Reviewed by Rama Gaind.
Edited by Jonathan Green, Melbourne University Publishing, $24.99.
Some fascinating analogies are highlighted in this edition during the COVID-19 pandemic, another time of “high anxiety and, yes, living through our own moment of tension and strife”.
As editor Jonathan Green points out: we had been “bracing for the slow assault of climate change and wondering at the cynical obfuscations that denied it … And then a pandemic; trouble thrown on a sea of troubles…”
In the ediorial, Green says it was war when this magazine was created 80 years ago.

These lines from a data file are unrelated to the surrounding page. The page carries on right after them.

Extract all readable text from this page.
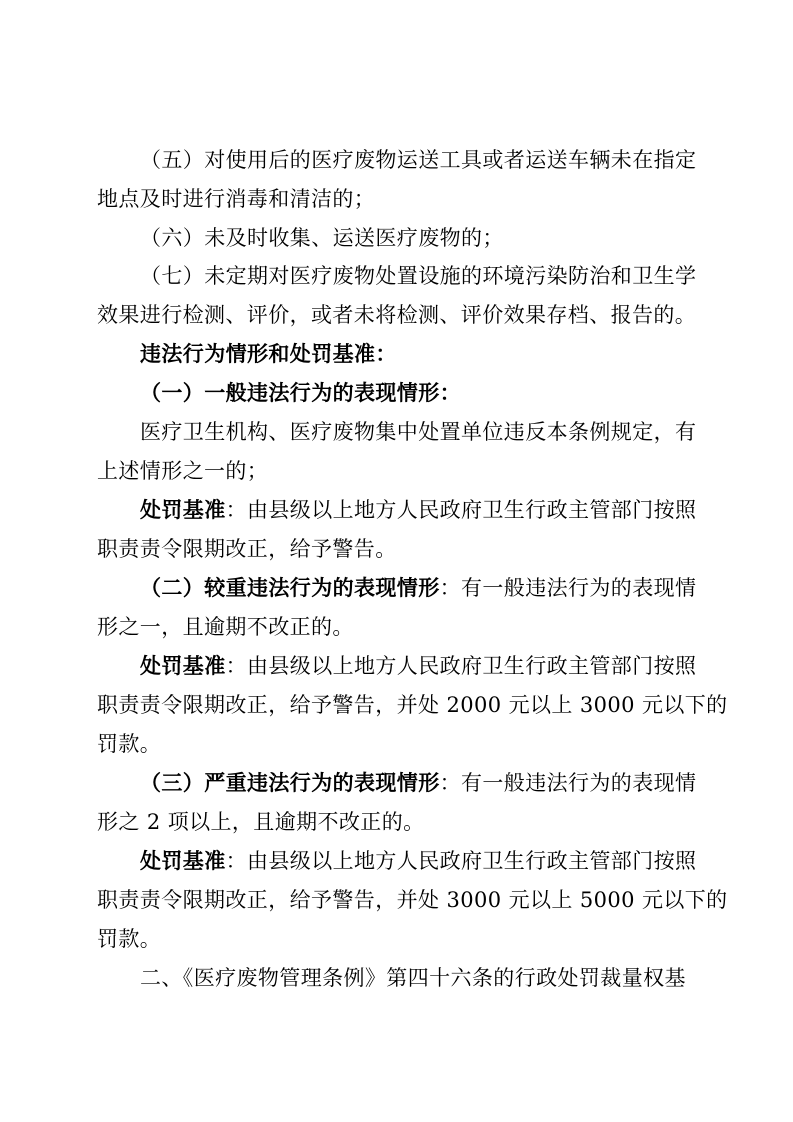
（五）对使用后的医疗废物运送工具或者运送车辆未在指定
地点及时进行消毒和清洁的；
（六）未及时收集、运送医疗废物的；
（七）未定期对医疗废物处置设施的环境污染防治和卫生学
效果进行检测、评价，或者未将检测、评价效果存档、报告的。
违法行为情形和处罚基准：
（一）一般违法行为的表现情形：
医疗卫生机构、医疗废物集中处置单位违反本条例规定，有
上述情形之一的；
处罚基准：由县级以上地方人民政府卫生行政主管部门按照
职责责令限期改正，给予警告。
（二）较重违法行为的表现情形：有一般违法行为的表现情
形之一，且逾期不改正的。
处罚基准：由县级以上地方人民政府卫生行政主管部门按照
职责责令限期改正，给予警告，并处 2000 元以上 3000 元以下的
罚款。
（三）严重违法行为的表现情形：有一般违法行为的表现情
形之 2 项以上，且逾期不改正的。
处罚基准：由县级以上地方人民政府卫生行政主管部门按照
职责责令限期改正，给予警告，并处 3000 元以上 5000 元以下的
罚款。
二、《医疗废物管理条例》第四十六条的行政处罚裁量权基
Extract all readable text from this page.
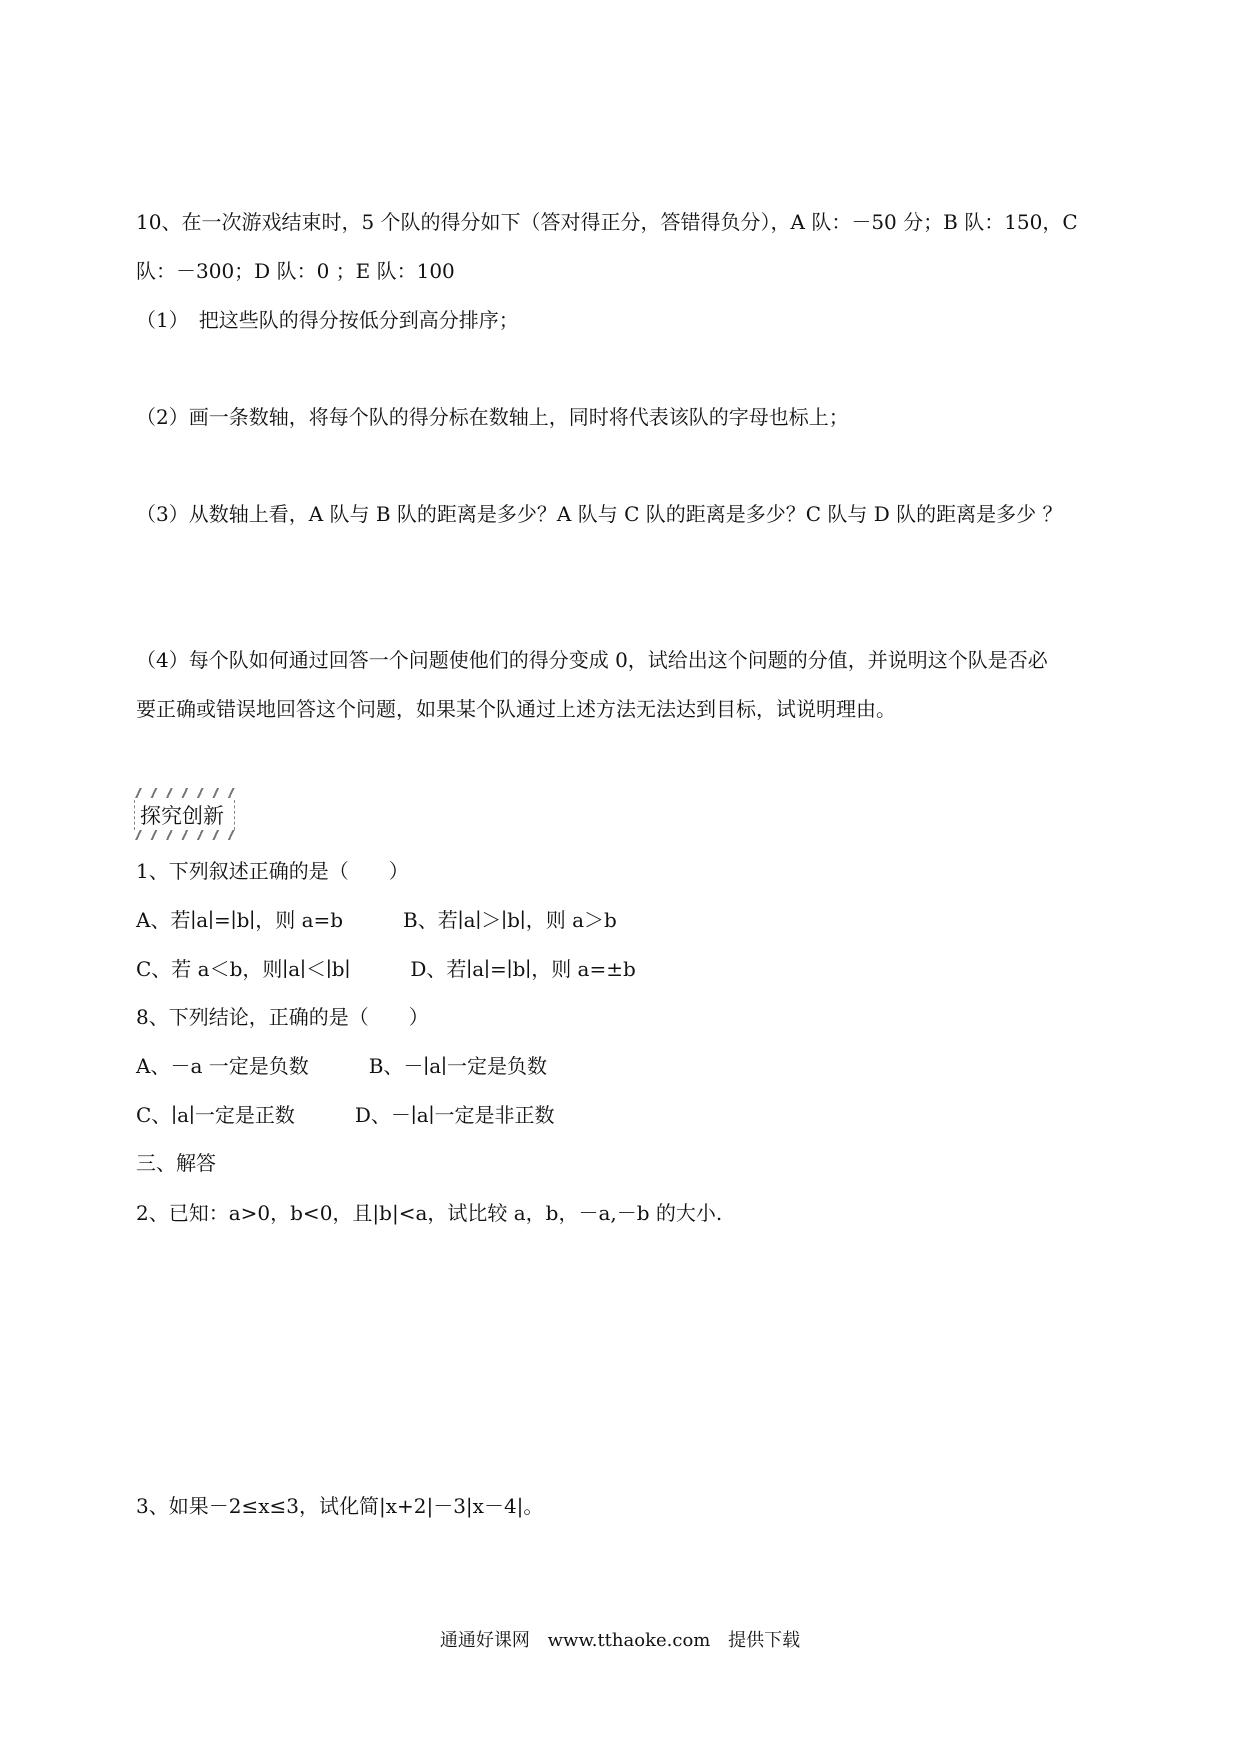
10、在一次游戏结束时，5 个队的得分如下（答对得正分，答错得负分），A 队：－50 分；B 队：150，C
队：－300；D 队：0 ；E 队：100
（1）　把这些队的得分按低分到高分排序；
（2）画一条数轴，将每个队的得分标在数轴上，同时将代表该队的字母也标上；
（3）从数轴上看，A 队与 B 队的距离是多少？A 队与 C 队的距离是多少？C 队与 D 队的距离是多少 ？
（4）每个队如何通过回答一个问题使他们的得分变成 0，试给出这个问题的分值，并说明这个队是否必
要正确或错误地回答这个问题，如果某个队通过上述方法无法达到目标，试说明理由。
探究创新
1、下列叙述正确的是（　　）
A、若∣a∣=∣b∣，则 a=b　　　B、若∣a∣＞∣b∣，则 a＞b
C、若 a＜b，则∣a∣＜∣b∣　　　D、若∣a∣=∣b∣，则 a=±b
8、下列结论，正确的是（　　）
A、－a 一定是负数　　　B、－∣a∣一定是负数
C、∣a∣一定是正数　　　D、－∣a∣一定是非正数
三、解答
2、已知：a>0，b<0，且|b|<a，试比较 a，b，－a,－b 的大小.
3、如果－2≤x≤3，试化简|x+2|－3|x－4|。
通通好课网 www.tthaoke.com 提供下载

Geographically war was remote when the first edition of Meanjin was published in December 1940. At this time, we have no idea how this ends, only that a new era with the interrelated hallmarks of pandemic and environmental duress is upon us.
“Maybe there is a growing sense of nothing to lose. Are we turning slowly toward thoughts that in other times might have cleaved too close to the bone? Now, as in 1940, our minds are open to the possibilities they might create.”
Volume 79.3 contains a fine collection of writing “from our Covid moment”. One is from Jack Latimore, Through a Mask, Breathing is an expansive, lyrical essay that couples a local response to the Black Lives Matter movement.
“The death of George Floyd at the hands of police during a roadside arrest in Minneapolis for his alleged use of a counterfeit $20 bill had escalated into a social uprising around the globe. The parallels of Floyd’s death and the 2015 death in custody of 26-year-old Dunghutti man David Dungay Jr were distinctive, right down to the final, fearful, frantic words of the two men…”
Kate Grenville charts the troubled progress and unexpected insights of days under lockdown; Fiona Wright finds space and rare pleasures as the world closes in; Krissy Kneen takes on the sudden obsession with ‘iso-weight’; Justin Clemens searches for hope in the world of verse; Desmond Manderson and Lorenzo Veracini consider viruses, colonialism and other metaphors; and there’s short fiction from Anson Cameron, The Miserable Creep of Covid.
Together Alone Writing the pandemic also has ideas around gentrification, St Kilda, Sidney Nolan and the life and music of Archie Roach, all of it set against the quiet menace of the pandemic.